De espanto, baja la cabeza y cierra los ojos por un momento.

Al abrirlos, nota que el hombre lleva en la otra mano una fotografía que ondea al caminar. En ese instante suelta a Renata. Se detiene y saca un pegante amarillo con el cual cubre el reverso de la foto. Al voltearla, para fijarla en la pared, Renata ve en la fotografía la cara de su madre. Comienza a salivar de manera exagerada. Entreabre la boca para no ahogarse. Tose una y otra vez.

—Tu abuela me la dio. No te asustes.

Ella no deja de toser.

—Las personas se ahogan en el pozo porque quieren. Abren aquella puerta de hierro para huir de sus vidas. Por eso no tiene ningún sentido poner estas fotos en otro lugar. Jamás regresarán.

Renata tose. Cree que algún animal saldrá por su boca. Siente que su propia respiración le golpea el pecho. Abre la mano en donde lleva el pez de plástico y se lo pone sobre el corazón.

—Calma, niña. Calma —dice el hombre.

Pasan el túnel en silencio. Luego el pasillo. Cruzan la fábrica de muñecas. Suben la escalera hasta volver a las oficinas. Al fondo ve a su abuela. Tiene las manos juntas y empuñadas. La observa sacar de su bolsillo un pañuelo rojo con el cual se limpia los brazos y la cara. Al ver a Renata le ordena que apresure el paso.

—¿La foto servirá? —le pregunta al hombre cuando lo tiene cerca.
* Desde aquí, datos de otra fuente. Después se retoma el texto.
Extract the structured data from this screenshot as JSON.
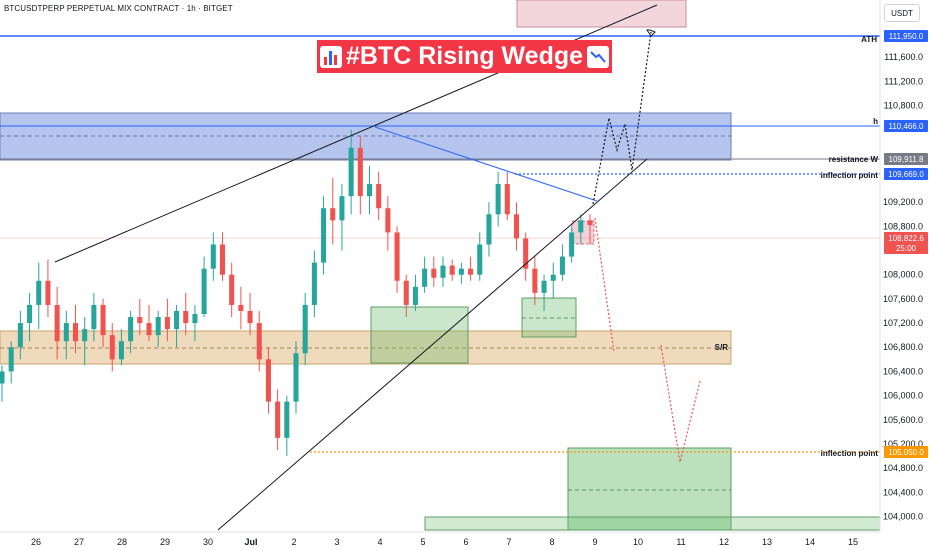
{
  "header": {
    "symbol_line": "BTCUSDTPERP PERPETUAL MIX CONTRACT · 1h · BITGET",
    "unit": "USDT"
  },
  "title": {
    "text": "#BTC Rising Wedge",
    "left_icon": "bar-chart-icon",
    "right_icon": "chart-decreasing-icon"
  },
  "colors": {
    "bull": "#26a69a",
    "bear": "#ef5350",
    "zone_blue": "#5b7fd6",
    "zone_orange": "#e0b57a",
    "zone_green": "#66bb6a",
    "zone_pink": "#e9b4bf",
    "ath_line": "#2962ff",
    "inflection_orange": "#ff9800",
    "title_bg": "#f23645"
  },
  "chart_data": {
    "type": "candlestick",
    "title": "#BTC Rising Wedge",
    "ylim": [
      103800,
      112500
    ],
    "x_ticks": [
      "26",
      "27",
      "28",
      "29",
      "30",
      "Jul",
      "2",
      "3",
      "4",
      "5",
      "6",
      "7",
      "8",
      "9",
      "10",
      "11",
      "12",
      "13",
      "14",
      "15"
    ],
    "y_ticks": [
      "111,600.0",
      "111,200.0",
      "110,800.0",
      "109,200.0",
      "108,800.0",
      "108,000.0",
      "107,600.0",
      "107,200.0",
      "106,800.0",
      "106,400.0",
      "106,000.0",
      "105,600.0",
      "105,200.0",
      "104,800.0",
      "104,400.0",
      "104,000.0"
    ],
    "price_badges": [
      {
        "label": "ATH",
        "value": "111,950.0"
      },
      {
        "label": "h",
        "value": "110,466.0"
      },
      {
        "label": "resistance W",
        "value": "109,911.8"
      },
      {
        "label": "inflection point",
        "value": "109,669.0"
      },
      {
        "label": "",
        "value": "108,822.6",
        "sub": "25:00"
      },
      {
        "label": "S/R",
        "value": ""
      },
      {
        "label": "inflection point",
        "value": "105,050.0"
      }
    ],
    "candles": [
      {
        "o": 106200,
        "h": 106500,
        "l": 105900,
        "c": 106400
      },
      {
        "o": 106400,
        "h": 106900,
        "l": 106200,
        "c": 106800
      },
      {
        "o": 106800,
        "h": 107400,
        "l": 106600,
        "c": 107200
      },
      {
        "o": 107200,
        "h": 107700,
        "l": 106900,
        "c": 107500
      },
      {
        "o": 107500,
        "h": 108200,
        "l": 107100,
        "c": 107900
      },
      {
        "o": 107900,
        "h": 108250,
        "l": 107300,
        "c": 107500
      },
      {
        "o": 107500,
        "h": 107800,
        "l": 106600,
        "c": 106900
      },
      {
        "o": 106900,
        "h": 107400,
        "l": 106600,
        "c": 107200
      },
      {
        "o": 107200,
        "h": 107500,
        "l": 106700,
        "c": 106900
      },
      {
        "o": 106900,
        "h": 107300,
        "l": 106500,
        "c": 107100
      },
      {
        "o": 107100,
        "h": 107700,
        "l": 106900,
        "c": 107500
      },
      {
        "o": 107500,
        "h": 107600,
        "l": 106800,
        "c": 107000
      },
      {
        "o": 107000,
        "h": 107200,
        "l": 106400,
        "c": 106600
      },
      {
        "o": 106600,
        "h": 107100,
        "l": 106500,
        "c": 106900
      },
      {
        "o": 106900,
        "h": 107400,
        "l": 106700,
        "c": 107300
      },
      {
        "o": 107300,
        "h": 107600,
        "l": 107000,
        "c": 107200
      },
      {
        "o": 107200,
        "h": 107500,
        "l": 106900,
        "c": 107000
      },
      {
        "o": 107000,
        "h": 107400,
        "l": 106800,
        "c": 107300
      },
      {
        "o": 107300,
        "h": 107600,
        "l": 106900,
        "c": 107100
      },
      {
        "o": 107100,
        "h": 107500,
        "l": 106800,
        "c": 107400
      },
      {
        "o": 107400,
        "h": 107700,
        "l": 107000,
        "c": 107200
      },
      {
        "o": 107200,
        "h": 107500,
        "l": 106900,
        "c": 107350
      },
      {
        "o": 107350,
        "h": 108300,
        "l": 107300,
        "c": 108100
      },
      {
        "o": 108100,
        "h": 108700,
        "l": 107900,
        "c": 108500
      },
      {
        "o": 108500,
        "h": 108700,
        "l": 107900,
        "c": 108000
      },
      {
        "o": 108000,
        "h": 108200,
        "l": 107300,
        "c": 107500
      },
      {
        "o": 107500,
        "h": 107800,
        "l": 107100,
        "c": 107400
      },
      {
        "o": 107400,
        "h": 107700,
        "l": 107000,
        "c": 107200
      },
      {
        "o": 107200,
        "h": 107400,
        "l": 106400,
        "c": 106600
      },
      {
        "o": 106600,
        "h": 106800,
        "l": 105700,
        "c": 105900
      },
      {
        "o": 105900,
        "h": 106100,
        "l": 105100,
        "c": 105300
      },
      {
        "o": 105300,
        "h": 106000,
        "l": 105000,
        "c": 105900
      },
      {
        "o": 105900,
        "h": 106900,
        "l": 105700,
        "c": 106700
      },
      {
        "o": 106700,
        "h": 107700,
        "l": 106500,
        "c": 107500
      },
      {
        "o": 107500,
        "h": 108400,
        "l": 107300,
        "c": 108200
      },
      {
        "o": 108200,
        "h": 109300,
        "l": 108000,
        "c": 109100
      },
      {
        "o": 109100,
        "h": 109600,
        "l": 108500,
        "c": 108900
      },
      {
        "o": 108900,
        "h": 109500,
        "l": 108400,
        "c": 109300
      },
      {
        "o": 109300,
        "h": 110400,
        "l": 109000,
        "c": 110100
      },
      {
        "o": 110100,
        "h": 110300,
        "l": 109000,
        "c": 109300
      },
      {
        "o": 109300,
        "h": 109800,
        "l": 109000,
        "c": 109500
      },
      {
        "o": 109500,
        "h": 109700,
        "l": 108900,
        "c": 109100
      },
      {
        "o": 109100,
        "h": 109300,
        "l": 108400,
        "c": 108700
      },
      {
        "o": 108700,
        "h": 108800,
        "l": 107700,
        "c": 107900
      },
      {
        "o": 107900,
        "h": 108000,
        "l": 107300,
        "c": 107500
      },
      {
        "o": 107500,
        "h": 108000,
        "l": 107400,
        "c": 107800
      },
      {
        "o": 107800,
        "h": 108300,
        "l": 107700,
        "c": 108100
      },
      {
        "o": 108100,
        "h": 108300,
        "l": 107800,
        "c": 107950
      },
      {
        "o": 107950,
        "h": 108300,
        "l": 107800,
        "c": 108150
      },
      {
        "o": 108150,
        "h": 108250,
        "l": 107900,
        "c": 108000
      },
      {
        "o": 108000,
        "h": 108200,
        "l": 107850,
        "c": 108100
      },
      {
        "o": 108100,
        "h": 108300,
        "l": 107900,
        "c": 108000
      },
      {
        "o": 108000,
        "h": 108700,
        "l": 107900,
        "c": 108500
      },
      {
        "o": 108500,
        "h": 109200,
        "l": 108300,
        "c": 109000
      },
      {
        "o": 109000,
        "h": 109700,
        "l": 108800,
        "c": 109500
      },
      {
        "o": 109500,
        "h": 109700,
        "l": 108900,
        "c": 109000
      },
      {
        "o": 109000,
        "h": 109200,
        "l": 108400,
        "c": 108600
      },
      {
        "o": 108600,
        "h": 108700,
        "l": 107900,
        "c": 108100
      },
      {
        "o": 108100,
        "h": 108300,
        "l": 107500,
        "c": 107700
      },
      {
        "o": 107700,
        "h": 108000,
        "l": 107400,
        "c": 107900
      },
      {
        "o": 107900,
        "h": 108200,
        "l": 107600,
        "c": 108000
      },
      {
        "o": 108000,
        "h": 108500,
        "l": 107900,
        "c": 108300
      },
      {
        "o": 108300,
        "h": 108800,
        "l": 108200,
        "c": 108700
      },
      {
        "o": 108700,
        "h": 109000,
        "l": 108500,
        "c": 108900
      },
      {
        "o": 108900,
        "h": 109000,
        "l": 108500,
        "c": 108823
      }
    ]
  }
}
—Claro que sí, señora. La pondremos en la cartelera de información ―responde el señor mientras mira a Renata con cierta risa de complicidad.

La abuela dice que para regresar cruzarán el parque. Cuando lo hacen, ven una gran nube sobre los árboles que impide que la luz del sol se filtre por las ramas. Encima del pozo se cierne una leve penumbra. Nadie se baña en él. Un hombre joven sentado en una banca del parque lo mira sin pestañear. Ven a un niño que abre la boca antes de lanzarse desde la cúspide del tobogán.

La abuela sienta a Renata en una de las bancas que rodean el pozo. Se quita los zapatos y le dice que se meterá por un momento al agua. La niña aprieta con las dos manos el pez de plástico. Baja la cabeza y encoge las piernas. No sabe cuánto tiempo pasa. Luego escucha que alguien sale del agua. Alza la cabeza. Entre la penumbra ve a su madre. La ropa húmeda la hace caminar con pesadez. Al acercarse, toma de la mano a Renata y la levanta de la silla.